Uygurların Ötüken'den göçleri, Hâkan ailesine mensup Vu-hi Tegin ve Ngo-nic Tegin adlı iki kardeş tarafından yönetildi. Bu göç, Uygur tarihinin ikinci safhasının başlangıcını işaret eder. Göçten sonra Vu-hi Tegin (841-846) kağan seçildi. Uygurlar, Kırgız ve Çin saldırılarına maruz kalarak büyük zarar gördüler. Göç eden Uygurların bir kısmı Çin'in tabiiyetine girerek Kan-Çou Uygur Devleti'ni, diğer kısmı ise eski yurtlarına dönerek Doğu Türkistan (Turfan) Uygur Devleti'ni kurdular. Ancak bu iki devlet, Bozkır Türk Devletlerinden farklı özelliklere sahipti ve genişleme ideali taşımadılar.
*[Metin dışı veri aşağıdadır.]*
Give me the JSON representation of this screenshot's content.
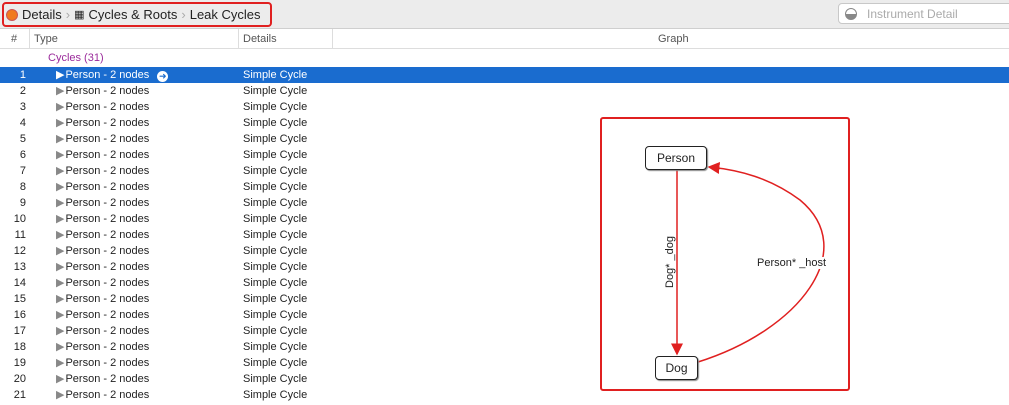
{
  "breadcrumb": [
    "Details",
    "Cycles & Roots",
    "Leak Cycles"
  ],
  "search": {
    "placeholder": "Instrument Detail"
  },
  "columns": {
    "num": "#",
    "type": "Type",
    "details": "Details",
    "graph": "Graph"
  },
  "group": "Cycles (31)",
  "rows": [
    {
      "n": "1",
      "type": "Person - 2 nodes",
      "details": "Simple Cycle"
    },
    {
      "n": "2",
      "type": "Person - 2 nodes",
      "details": "Simple Cycle"
    },
    {
      "n": "3",
      "type": "Person - 2 nodes",
      "details": "Simple Cycle"
    },
    {
      "n": "4",
      "type": "Person - 2 nodes",
      "details": "Simple Cycle"
    },
    {
      "n": "5",
      "type": "Person - 2 nodes",
      "details": "Simple Cycle"
    },
    {
      "n": "6",
      "type": "Person - 2 nodes",
      "details": "Simple Cycle"
    },
    {
      "n": "7",
      "type": "Person - 2 nodes",
      "details": "Simple Cycle"
    },
    {
      "n": "8",
      "type": "Person - 2 nodes",
      "details": "Simple Cycle"
    },
    {
      "n": "9",
      "type": "Person - 2 nodes",
      "details": "Simple Cycle"
    },
    {
      "n": "10",
      "type": "Person - 2 nodes",
      "details": "Simple Cycle"
    },
    {
      "n": "11",
      "type": "Person - 2 nodes",
      "details": "Simple Cycle"
    },
    {
      "n": "12",
      "type": "Person - 2 nodes",
      "details": "Simple Cycle"
    },
    {
      "n": "13",
      "type": "Person - 2 nodes",
      "details": "Simple Cycle"
    },
    {
      "n": "14",
      "type": "Person - 2 nodes",
      "details": "Simple Cycle"
    },
    {
      "n": "15",
      "type": "Person - 2 nodes",
      "details": "Simple Cycle"
    },
    {
      "n": "16",
      "type": "Person - 2 nodes",
      "details": "Simple Cycle"
    },
    {
      "n": "17",
      "type": "Person - 2 nodes",
      "details": "Simple Cycle"
    },
    {
      "n": "18",
      "type": "Person - 2 nodes",
      "details": "Simple Cycle"
    },
    {
      "n": "19",
      "type": "Person - 2 nodes",
      "details": "Simple Cycle"
    },
    {
      "n": "20",
      "type": "Person - 2 nodes",
      "details": "Simple Cycle"
    },
    {
      "n": "21",
      "type": "Person - 2 nodes",
      "details": "Simple Cycle"
    }
  ],
  "graph": {
    "node_a": "Person",
    "node_b": "Dog",
    "edge_ab": "Dog* _dog",
    "edge_ba": "Person* _host"
  }
}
Büyük siyasi mücadelelerden kaçındılar ve başta Çin hükümetleri olmak üzere, komşularıyla dostluk ve ticari ilişkilerini sürdürdüler.
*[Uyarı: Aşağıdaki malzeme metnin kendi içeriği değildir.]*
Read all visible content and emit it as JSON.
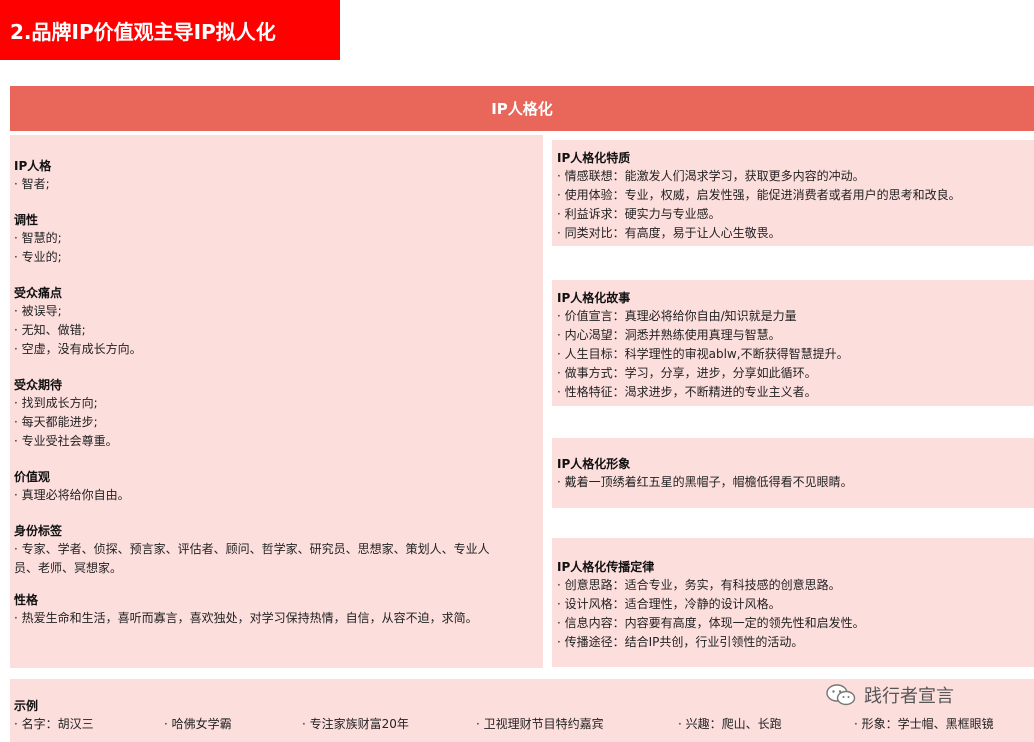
{
  "page_title": "2.品牌IP价值观主导IP拟人化",
  "header": "IP人格化",
  "left_sections": [
    {
      "heading": "IP人格",
      "lines": [
        "· 智者;"
      ]
    },
    {
      "heading": "调性",
      "lines": [
        "· 智慧的;",
        "· 专业的;"
      ]
    },
    {
      "heading": "受众痛点",
      "lines": [
        "· 被误导;",
        "· 无知、做错;",
        "· 空虚，没有成长方向。"
      ]
    },
    {
      "heading": "受众期待",
      "lines": [
        "· 找到成长方向;",
        "· 每天都能进步;",
        "· 专业受社会尊重。"
      ]
    },
    {
      "heading": "价值观",
      "lines": [
        "· 真理必将给你自由。"
      ]
    },
    {
      "heading": "身份标签",
      "lines": [
        "· 专家、学者、侦探、预言家、评估者、顾问、哲学家、研究员、思想家、策划人、专业人",
        "员、老师、冥想家。"
      ]
    },
    {
      "heading": "性格",
      "lines": [
        "· 热爱生命和生活，喜听而寡言，喜欢独处，对学习保持热情，自信，从容不迫，求简。"
      ]
    }
  ],
  "right_boxes": [
    {
      "heading": "IP人格化特质",
      "lines": [
        "· 情感联想：能激发人们渴求学习，获取更多内容的冲动。",
        "· 使用体验：专业，权威，启发性强，能促进消费者或者用户的思考和改良。",
        "· 利益诉求：硬实力与专业感。",
        "· 同类对比：有高度，易于让人心生敬畏。"
      ]
    },
    {
      "heading": "IP人格化故事",
      "lines": [
        "· 价值宣言：真理必将给你自由/知识就是力量",
        "· 内心渴望：洞悉并熟练使用真理与智慧。",
        "· 人生目标：科学理性的审视ablw,不断获得智慧提升。",
        "· 做事方式：学习，分享，进步，分享如此循环。",
        "· 性格特征：渴求进步，不断精进的专业主义者。"
      ]
    },
    {
      "heading": "IP人格化形象",
      "lines": [
        "· 戴着一顶绣着红五星的黑帽子，帽檐低得看不见眼睛。"
      ]
    },
    {
      "heading": "IP人格化传播定律",
      "lines": [
        "· 创意思路：适合专业，务实，有科技感的创意思路。",
        "· 设计风格：适合理性，冷静的设计风格。",
        "· 信息内容：内容要有高度，体现一定的领先性和启发性。",
        "· 传播途径：结合IP共创，行业引领性的活动。"
      ]
    }
  ],
  "example": {
    "heading": "示例",
    "items": [
      "· 名字：胡汉三",
      "· 哈佛女学霸",
      "· 专注家族财富20年",
      "· 卫视理财节目特约嘉宾",
      "· 兴趣：爬山、长跑",
      "· 形象：学士帽、黑框眼镜"
    ]
  },
  "watermark": "践行者宣言",
  "colors": {
    "title_bg": "#ff0000",
    "header_bg": "#e8675a",
    "panel_bg": "#fcdedd"
  }
}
i)      Uygurların Türk Tarihindeki Yeri ve Önemi

·        Yerleşik hayata geçen ilk Türk devletidir.

·        Türk tarihinin ilk şehirlerini kurmuşlardır (Beşbalık, Ordubalık, Turfan...)
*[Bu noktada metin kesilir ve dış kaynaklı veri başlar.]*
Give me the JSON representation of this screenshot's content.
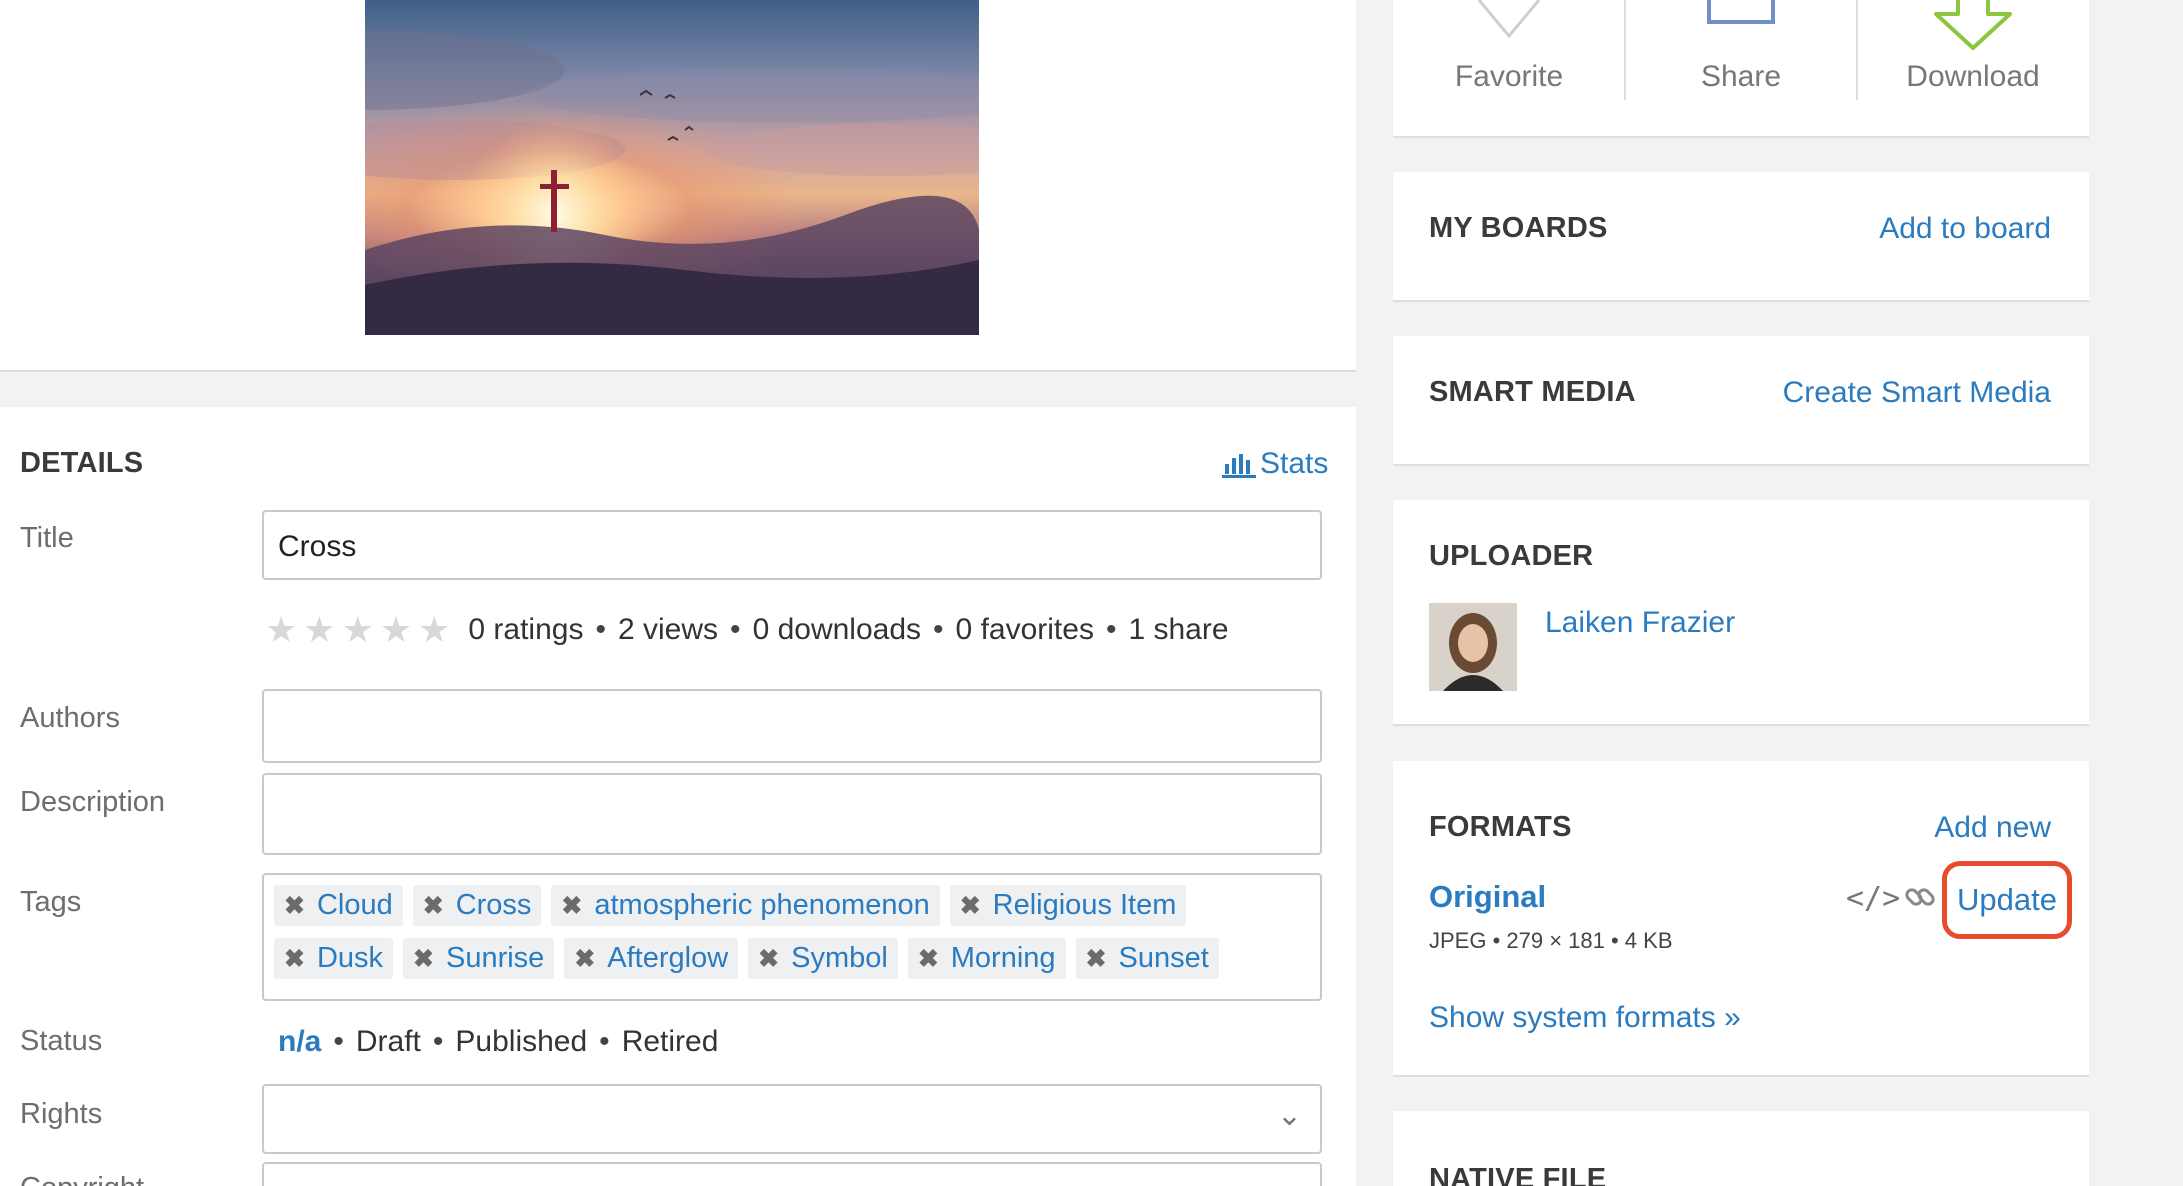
{
  "actions": {
    "favorite": "Favorite",
    "share": "Share",
    "download": "Download"
  },
  "boards": {
    "title": "MY BOARDS",
    "link": "Add to board"
  },
  "smart_media": {
    "title": "SMART MEDIA",
    "link": "Create Smart Media"
  },
  "uploader": {
    "title": "UPLOADER",
    "name": "Laiken Frazier"
  },
  "formats": {
    "title": "FORMATS",
    "add_new": "Add new",
    "original_name": "Original",
    "original_meta": "JPEG • 279 × 181 • 4 KB",
    "code_icon": "</>",
    "update": "Update",
    "show_system": "Show system formats »"
  },
  "native_file": {
    "title": "NATIVE FILE"
  },
  "details": {
    "title": "DETAILS",
    "stats_label": "Stats",
    "title_label": "Title",
    "title_value": "Cross",
    "ratings": {
      "ratings": "0 ratings",
      "views": "2 views",
      "downloads": "0 downloads",
      "favorites": "0 favorites",
      "shares": "1 share"
    },
    "authors_label": "Authors",
    "description_label": "Description",
    "tags_label": "Tags",
    "tags": [
      "Cloud",
      "Cross",
      "atmospheric phenomenon",
      "Religious Item",
      "Dusk",
      "Sunrise",
      "Afterglow",
      "Symbol",
      "Morning",
      "Sunset"
    ],
    "status_label": "Status",
    "status": {
      "na": "n/a",
      "draft": "Draft",
      "published": "Published",
      "retired": "Retired"
    },
    "rights_label": "Rights",
    "copyright_label": "Copyright"
  },
  "colors": {
    "link": "#2b7bc0",
    "highlight": "#e84a2e",
    "download_green": "#8cc63f",
    "share_blue": "#6f8fc9"
  }
}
·        Kâğıt ve matbaayı kullanan ilk Türk devletidir (hareketli ya da tahtadan harfler).

·        Manihaizm inancındaki bazı terimleri Türkçeye çevirmişlerdir 

     (Bu durum Uygurların ulusçu bir yapıya sahip olduğunu gösterir.).

·        Mimari eserler (tapınak, saray, ev vb.) bırakan ilk Türk devletidir.

·        Töreyi yazılı hâle getiren ve yazılı hukuk kuralları oluşturan ilk Türk devletidir.

·        Ciltçilik, fresk ve minyatür sanatının ilk örneklerini vermişlerdir.

·        Gök Tanrı inancını terk eden ilk Türk devletidir.

·        İlk kez kütüphane kuran Türk devletidir. Öğretmenlere "bahşi" adı verilmiştir.

·    Altay dil grubundan Hakaniye lehçesiyle konuşan Uygurlar, "Soğd alfabesi"nden etkilenilerek kendilerine özgü 14-18 harfli bir alfabe oluşturmuşlardır.

·        Karabalgasun, Şine-Usu, Moyen-Çur, Taryat ve Süci Yazıtlarını bırakmışlardır.

·        Mimaride Türk üçgeni tarzını ortaya çıkarmışlardır.

·        Orta oyunu ile Türk tiyatrosunun ilk örneklerini vermişlerdir.

 

i)  Türklerin yerleşik yaşama geçişinin kesin kanıtları arasında şunlar yer alır: 

·        Tarımsal faaliyetler

·        Sulama kanalları

·        Su değirmenleri

·        Tarım aletleri (saban, çapa, orak, tırpan vb.)

·        Tohumluk buğday ambarları

·        Halktan toprak, konut veya ürün vergisi alınması

·        Mimari eserler (saray, sur, tapınak, ev vb.)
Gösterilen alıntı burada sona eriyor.